Senior officials from Malaysia, Australia and China will meet early next week to decide on the next step in the search for the Malaysia Airlines jet. They expressed confidence on Friday that the hunt was on the right track despite no wreckage being found so far.

Malaysian Defence Minister Hishammuddin Hussein said that the challenges were huge but he told reporters, “I believe we will find MH370 sooner or later.”

An unmanned sub continued to scan the Indian Ocean floor off western Australia — where sounds consistent with a plane’s black box were detected in early April. Additional equipment is expected to be brought in within the next few weeks to scour an expanded underwater area. The aerial search for surface debris ended this week.

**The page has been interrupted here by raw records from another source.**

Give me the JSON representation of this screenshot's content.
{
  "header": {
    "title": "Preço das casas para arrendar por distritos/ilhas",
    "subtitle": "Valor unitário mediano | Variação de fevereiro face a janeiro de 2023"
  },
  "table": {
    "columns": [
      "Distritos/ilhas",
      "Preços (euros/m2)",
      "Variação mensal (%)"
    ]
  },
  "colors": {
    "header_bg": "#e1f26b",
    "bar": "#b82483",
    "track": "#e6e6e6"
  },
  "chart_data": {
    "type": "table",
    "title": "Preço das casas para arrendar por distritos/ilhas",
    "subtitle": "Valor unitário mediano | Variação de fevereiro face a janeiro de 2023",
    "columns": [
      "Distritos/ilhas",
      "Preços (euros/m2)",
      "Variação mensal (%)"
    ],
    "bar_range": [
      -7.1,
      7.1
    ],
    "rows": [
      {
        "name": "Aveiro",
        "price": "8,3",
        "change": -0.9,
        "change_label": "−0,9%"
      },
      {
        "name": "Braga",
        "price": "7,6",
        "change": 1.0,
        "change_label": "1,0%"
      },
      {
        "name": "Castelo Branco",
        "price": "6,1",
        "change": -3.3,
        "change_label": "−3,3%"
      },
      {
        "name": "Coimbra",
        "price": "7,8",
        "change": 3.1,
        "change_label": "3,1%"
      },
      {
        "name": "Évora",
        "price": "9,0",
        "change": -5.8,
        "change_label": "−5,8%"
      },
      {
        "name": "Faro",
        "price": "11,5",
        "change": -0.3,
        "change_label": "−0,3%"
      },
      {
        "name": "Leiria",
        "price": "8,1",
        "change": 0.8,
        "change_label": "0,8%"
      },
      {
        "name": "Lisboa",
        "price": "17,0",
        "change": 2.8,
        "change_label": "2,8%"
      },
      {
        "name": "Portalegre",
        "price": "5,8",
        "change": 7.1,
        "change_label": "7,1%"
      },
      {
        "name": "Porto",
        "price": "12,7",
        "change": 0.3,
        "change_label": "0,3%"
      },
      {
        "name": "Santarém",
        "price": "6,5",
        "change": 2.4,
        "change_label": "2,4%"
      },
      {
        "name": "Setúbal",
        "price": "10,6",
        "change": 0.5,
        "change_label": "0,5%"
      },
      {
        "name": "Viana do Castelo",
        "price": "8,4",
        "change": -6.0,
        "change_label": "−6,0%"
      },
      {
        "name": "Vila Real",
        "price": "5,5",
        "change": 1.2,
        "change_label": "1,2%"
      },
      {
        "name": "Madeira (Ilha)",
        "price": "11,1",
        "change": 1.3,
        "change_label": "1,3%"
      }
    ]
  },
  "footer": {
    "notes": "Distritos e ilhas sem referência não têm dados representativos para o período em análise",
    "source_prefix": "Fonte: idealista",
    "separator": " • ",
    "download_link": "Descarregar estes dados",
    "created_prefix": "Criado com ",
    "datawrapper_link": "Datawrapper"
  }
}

Angus Houston, the Australian head of the search operation, said he was confident the wreckage was in that area based on the most promising leads. He said, however, that the chances of the U.S. Navy’s Bluefin 21 robotic sub finding the wreckage are “... lower than it was when we started the search.”

According to Mr. Hishammuddin, Malaysia was still considering whether to hire private deep sea vessels to search the Bay of Bengal area as it could distract the main search and cost involved would be high.

“Many leads in the past have proven to be negative and this is similar to what we have done before,” he said. “There is nothing new, but we have informed the littoral States to verify this claim.”

In Beijing, relatives of the passengers complained that they were being told to vacate their hotel by 6 p.m. on Friday, a day after Malaysia Airlines asked them to move out and wait at home for updates on the search for the plane.

Steve Wang, a spokesman for the relatives, said the timetable was too rushed and that it would be harder than ever to get information from the airline.

“We want to stay here because we don’t believe Malaysia Airlines can provide a platform to communicate,” Wang said as policemen looked on. “Every time ... when something big happened, they cannot send the message to all of the next of kin.”

Many of the relatives remaining at the Beijing hotels continue to distrust information being relayed to them by Malaysia Airlines. Some still insist that the plane never crashed and remains intact in some unknown location.